A piece of bread and a carton of milk, his son answered. “They took my lunch away. I guess you guys didn’t pay.”
It was a paperwork error. His son's lunch account had run out and Inton added money that day.
Issaquah School District's policy does state this is the alternative meal given to students with insufficient funds.
Throwing away the lunches of students who can't pay is part of a practice called lunch shaming. Sometimes schools will stamp a student's hand or pin a note to their shirt.
Inton still doesn't know why the district didn't call or email him first.
“I was pretty mad,” he said, “We didn’t get proper notification. And second of all, it’s like you took the kid’s lunch already. He’s a second grader; so at that time he’s seven-years-old. So all he knows is that he did something wrong and his food is being taken away from him. It’s like a punishment.”

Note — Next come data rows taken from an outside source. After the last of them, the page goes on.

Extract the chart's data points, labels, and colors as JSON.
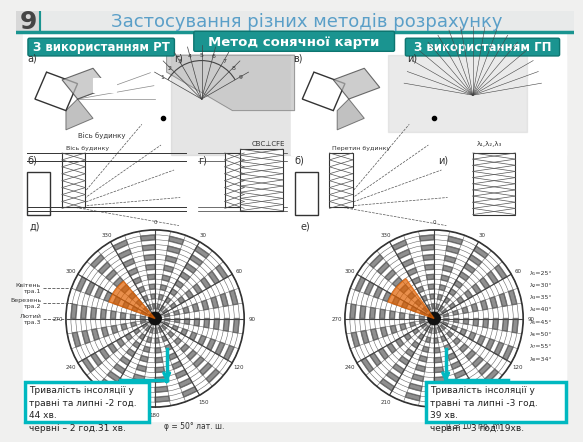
{
  "title": "Застосування різних методів розрахунку",
  "slide_number": "9",
  "method_center_label": "Метод сонячної карти",
  "label_left": "З використанням РТ",
  "label_right": "З використанням ГП",
  "text_left": "Тривалість інсоляції у\nтравні та липні -2 год.\n44 хв.\nчервні – 2 год.31 хв.",
  "text_right": "Тривалість інсоляції у\nтравні та липні -3 год.\n39 хв.\nчервні – 3 год.19хв.",
  "bg_color": "#f0f0ef",
  "header_bg": "#e8e8e8",
  "teal_color": "#1a9490",
  "teal_dark": "#0d7570",
  "teal_light": "#3dbcb8",
  "title_color": "#5a9fc8",
  "slide_num_color": "#444444",
  "box_border_color": "#00b8c0",
  "box_bg_color": "#ffffff",
  "box_text_color": "#222222",
  "content_bg": "#ffffff",
  "diagram_bg": "#f8f8f8",
  "gray_shade": "#c8c8c8",
  "line_color": "#555555",
  "chart_gray": "#888888"
}
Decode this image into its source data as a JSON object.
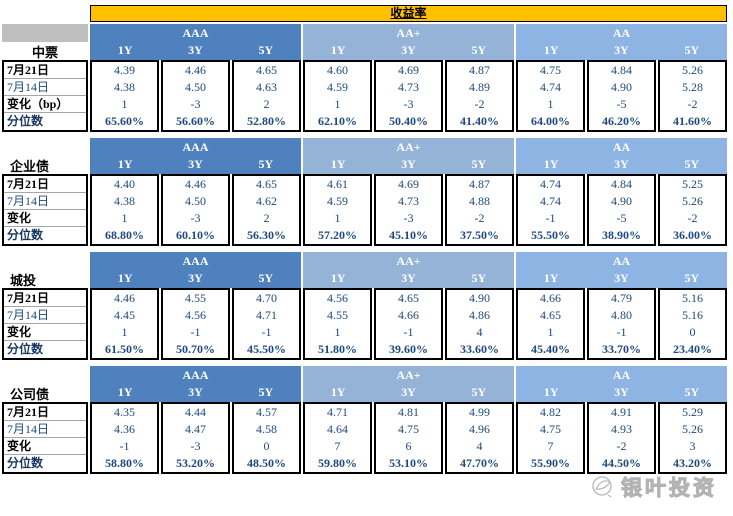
{
  "title": "收益率",
  "ratings": [
    "AAA",
    "AA+",
    "AA"
  ],
  "tenors": [
    "1Y",
    "3Y",
    "5Y"
  ],
  "watermark": "银叶投资",
  "colors": {
    "title_bg": "#FFC000",
    "rating_bg": [
      "#4E81BD",
      "#95B3D7",
      "#8DB4E2"
    ],
    "corner_gray": "#BFBFBF",
    "value_text": "#1F497D"
  },
  "sections": [
    {
      "label": "中票",
      "gray_corner": true,
      "row_labels": [
        "7月21日",
        "7月14日",
        "变化（bp）",
        "分位数"
      ],
      "rows": [
        [
          "4.39",
          "4.46",
          "4.65",
          "4.60",
          "4.69",
          "4.87",
          "4.75",
          "4.84",
          "5.26"
        ],
        [
          "4.38",
          "4.50",
          "4.63",
          "4.59",
          "4.73",
          "4.89",
          "4.74",
          "4.90",
          "5.28"
        ],
        [
          "1",
          "-3",
          "2",
          "1",
          "-3",
          "-2",
          "1",
          "-5",
          "-2"
        ],
        [
          "65.60%",
          "56.60%",
          "52.80%",
          "62.10%",
          "50.40%",
          "41.40%",
          "64.00%",
          "46.20%",
          "41.60%"
        ]
      ]
    },
    {
      "label": "企业债",
      "gray_corner": false,
      "row_labels": [
        "7月21日",
        "7月14日",
        "变化",
        "分位数"
      ],
      "rows": [
        [
          "4.40",
          "4.46",
          "4.65",
          "4.61",
          "4.69",
          "4.87",
          "4.74",
          "4.84",
          "5.25"
        ],
        [
          "4.38",
          "4.50",
          "4.62",
          "4.59",
          "4.73",
          "4.88",
          "4.74",
          "4.90",
          "5.26"
        ],
        [
          "1",
          "-3",
          "2",
          "1",
          "-3",
          "-2",
          "-1",
          "-5",
          "-2"
        ],
        [
          "68.80%",
          "60.10%",
          "56.30%",
          "57.20%",
          "45.10%",
          "37.50%",
          "55.50%",
          "38.90%",
          "36.00%"
        ]
      ]
    },
    {
      "label": "城投",
      "gray_corner": false,
      "row_labels": [
        "7月21日",
        "7月14日",
        "变化",
        "分位数"
      ],
      "rows": [
        [
          "4.46",
          "4.55",
          "4.70",
          "4.56",
          "4.65",
          "4.90",
          "4.66",
          "4.79",
          "5.16"
        ],
        [
          "4.45",
          "4.56",
          "4.71",
          "4.55",
          "4.66",
          "4.86",
          "4.65",
          "4.80",
          "5.16"
        ],
        [
          "1",
          "-1",
          "-1",
          "1",
          "-1",
          "4",
          "1",
          "-1",
          "0"
        ],
        [
          "61.50%",
          "50.70%",
          "45.50%",
          "51.80%",
          "39.60%",
          "33.60%",
          "45.40%",
          "33.70%",
          "23.40%"
        ]
      ]
    },
    {
      "label": "公司债",
      "gray_corner": false,
      "row_labels": [
        "7月21日",
        "7月14日",
        "变化",
        "分位数"
      ],
      "rows": [
        [
          "4.35",
          "4.44",
          "4.57",
          "4.71",
          "4.81",
          "4.99",
          "4.82",
          "4.91",
          "5.29"
        ],
        [
          "4.36",
          "4.47",
          "4.58",
          "4.64",
          "4.75",
          "4.96",
          "4.75",
          "4.93",
          "5.26"
        ],
        [
          "-1",
          "-3",
          "0",
          "7",
          "6",
          "4",
          "7",
          "-2",
          "3"
        ],
        [
          "58.80%",
          "53.20%",
          "48.50%",
          "59.80%",
          "53.10%",
          "47.70%",
          "55.90%",
          "44.50%",
          "43.20%"
        ]
      ]
    }
  ]
}
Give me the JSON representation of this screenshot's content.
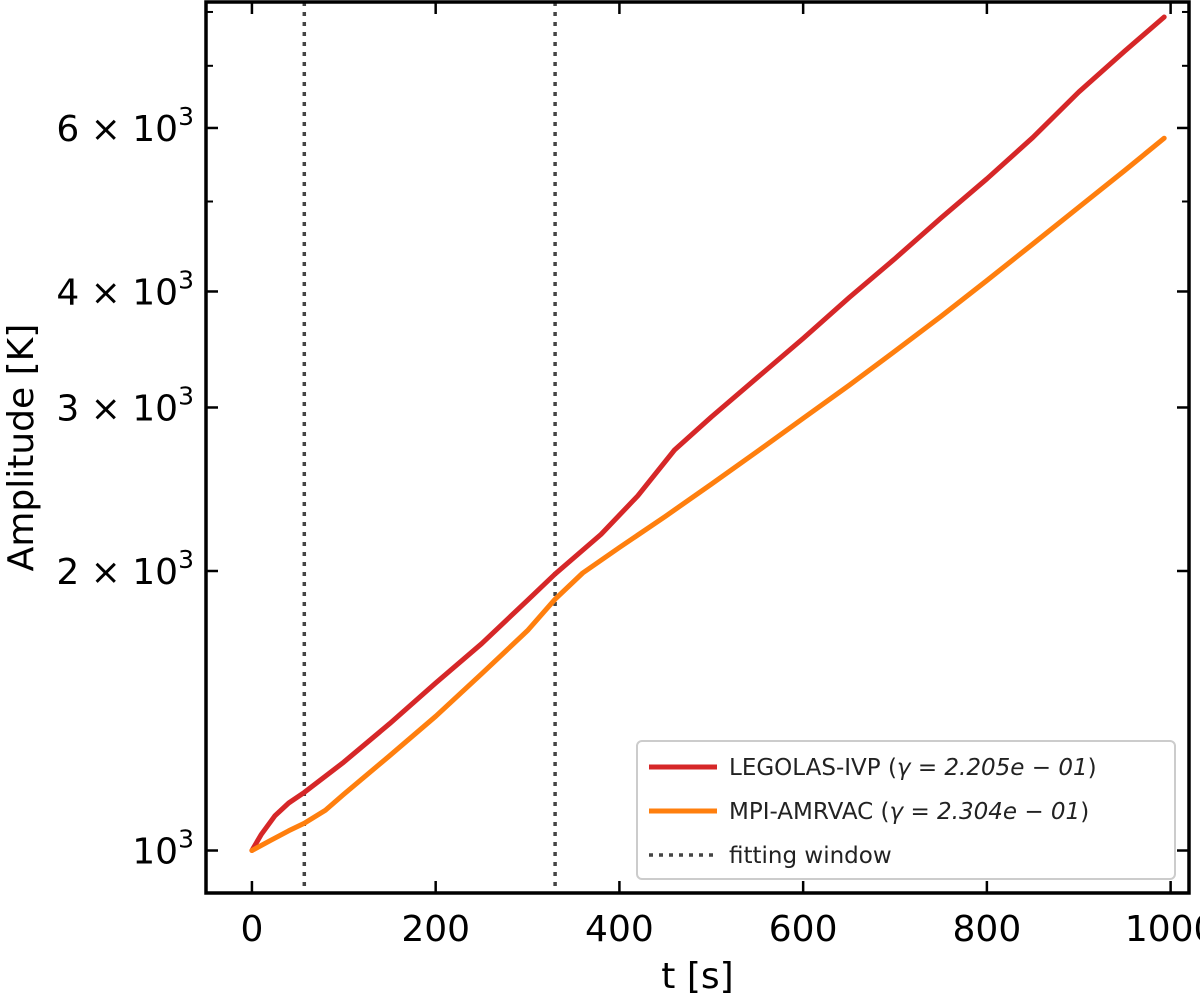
{
  "chart_data": {
    "type": "line",
    "xlabel": "t [s]",
    "ylabel": "Amplitude [K]",
    "x_range": [
      -50,
      1020
    ],
    "y_range": [
      900,
      8200
    ],
    "y_scale": "log",
    "x_ticks": [
      0,
      200,
      400,
      600,
      800,
      1000
    ],
    "y_ticks": [
      {
        "value": 1000,
        "base": "10",
        "exp": "3",
        "mantissa": ""
      },
      {
        "value": 2000,
        "base": "10",
        "exp": "3",
        "mantissa": "2"
      },
      {
        "value": 3000,
        "base": "10",
        "exp": "3",
        "mantissa": "3"
      },
      {
        "value": 4000,
        "base": "10",
        "exp": "3",
        "mantissa": "4"
      },
      {
        "value": 6000,
        "base": "10",
        "exp": "3",
        "mantissa": "6"
      }
    ],
    "y_minor_ticks": [
      5000,
      7000,
      8000
    ],
    "fitting_window": [
      57,
      330
    ],
    "series": [
      {
        "name": "LEGOLAS-IVP",
        "legend_prefix": "LEGOLAS-IVP (",
        "legend_math": "γ = 2.205e − 01",
        "legend_suffix": ")",
        "color": "#d62728",
        "points": [
          [
            0,
            1000
          ],
          [
            10,
            1040
          ],
          [
            25,
            1090
          ],
          [
            40,
            1125
          ],
          [
            57,
            1155
          ],
          [
            100,
            1245
          ],
          [
            150,
            1370
          ],
          [
            200,
            1515
          ],
          [
            250,
            1670
          ],
          [
            300,
            1860
          ],
          [
            330,
            1985
          ],
          [
            380,
            2190
          ],
          [
            420,
            2410
          ],
          [
            460,
            2700
          ],
          [
            500,
            2930
          ],
          [
            550,
            3230
          ],
          [
            600,
            3560
          ],
          [
            650,
            3940
          ],
          [
            700,
            4340
          ],
          [
            750,
            4800
          ],
          [
            800,
            5290
          ],
          [
            850,
            5860
          ],
          [
            900,
            6560
          ],
          [
            950,
            7260
          ],
          [
            993,
            7900
          ]
        ]
      },
      {
        "name": "MPI-AMRVAC",
        "legend_prefix": "MPI-AMRVAC (",
        "legend_math": "γ = 2.304e − 01",
        "legend_suffix": ")",
        "color": "#ff7f0e",
        "points": [
          [
            0,
            1000
          ],
          [
            20,
            1025
          ],
          [
            40,
            1050
          ],
          [
            57,
            1070
          ],
          [
            80,
            1105
          ],
          [
            100,
            1150
          ],
          [
            150,
            1265
          ],
          [
            200,
            1395
          ],
          [
            250,
            1550
          ],
          [
            300,
            1725
          ],
          [
            330,
            1865
          ],
          [
            360,
            1990
          ],
          [
            400,
            2120
          ],
          [
            450,
            2290
          ],
          [
            500,
            2480
          ],
          [
            550,
            2690
          ],
          [
            600,
            2920
          ],
          [
            650,
            3170
          ],
          [
            700,
            3450
          ],
          [
            750,
            3760
          ],
          [
            800,
            4110
          ],
          [
            850,
            4500
          ],
          [
            900,
            4930
          ],
          [
            950,
            5400
          ],
          [
            993,
            5850
          ]
        ]
      }
    ],
    "legend": {
      "position": "lower-right",
      "window_label": "fitting window"
    }
  }
}
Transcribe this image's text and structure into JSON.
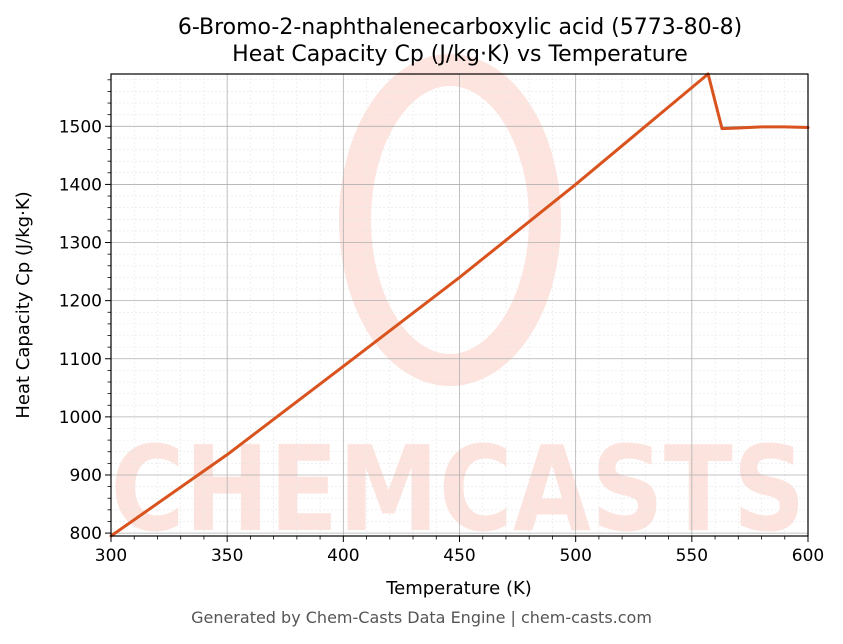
{
  "chart_data": {
    "type": "line",
    "title_line1": "6-Bromo-2-naphthalenecarboxylic acid (5773-80-8)",
    "title_line2": "Heat Capacity Cp (J/kg·K) vs Temperature",
    "xlabel": "Temperature (K)",
    "ylabel": "Heat Capacity Cp (J/kg·K)",
    "xlim": [
      300,
      600
    ],
    "ylim": [
      795,
      1590
    ],
    "xticks": [
      300,
      350,
      400,
      450,
      500,
      550,
      600
    ],
    "yticks": [
      800,
      900,
      1000,
      1100,
      1200,
      1300,
      1400,
      1500
    ],
    "grid": true,
    "series": [
      {
        "color": "#d9531e",
        "points": [
          [
            300,
            795
          ],
          [
            350,
            935
          ],
          [
            400,
            1087
          ],
          [
            450,
            1240
          ],
          [
            500,
            1400
          ],
          [
            557,
            1590
          ],
          [
            563,
            1496
          ],
          [
            570,
            1497
          ],
          [
            580,
            1499
          ],
          [
            590,
            1499
          ],
          [
            600,
            1498
          ]
        ]
      }
    ],
    "watermark": "CHEMCASTS"
  },
  "footer": "Generated by Chem-Casts Data Engine | chem-casts.com"
}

Lunch shaming has now been outlawed in Washington state. Governor Jay Inslee signed a bill Tuesday that forces schools to reach out to parents without burdening kids. And schools won't be able to throw away trays of food.
State Rep. Strom Peterson (D-Edmonds) sponsored the bill and talked to KUOW's Kim Malcolm about lunch shaming and the new law
"It's tough enough being a kid, we think, in the lunchroom, so this is one of those extra steps that I think we can do something to alleviate," he said.
On why some schools use hand stamps when a lunch account is out of funds
This is a way to make sure that the kid remembers to tell the parent. But I think, especially with today's technology, it's a lot easier for the school district to reach out to those parents directly and not get that kid stuck in the middle.
On why lunch shaming happens in schools
This is something they think they need to do to make sure that they're paying for these lunch debts. We all know that schools run really tight budgets. And so some of these lunch debts can start to build up.
Why isn't the free or reduced cost program enough?
I think there are often people that are right on the margins. So it might be that there's a family that they don't qualify for a reduced price lunch, but then maybe the car breaks down, maybe they're sick, maybe they're taking care of a sick relative.
So suddenly that income dips down below the line, but they're not familiar enough with the system to go in and fill out the paperwork and do what they need to do. So again this legislation directs the school districts to do that outreach to these families and see if they actually will qualify.
What does the bill do?
You will no longer be allowed to make a student scrape his meal into the garbage and give them an alternate meal. You will not be able to stamp their hand or put a band around their wrist, things like that. You will not be able to have a public conversation with that child.
What it does allow [schools] to do is you can you can send a note home with the child, especially if the child is over 15.
And of course the school can also do more proactive outreach.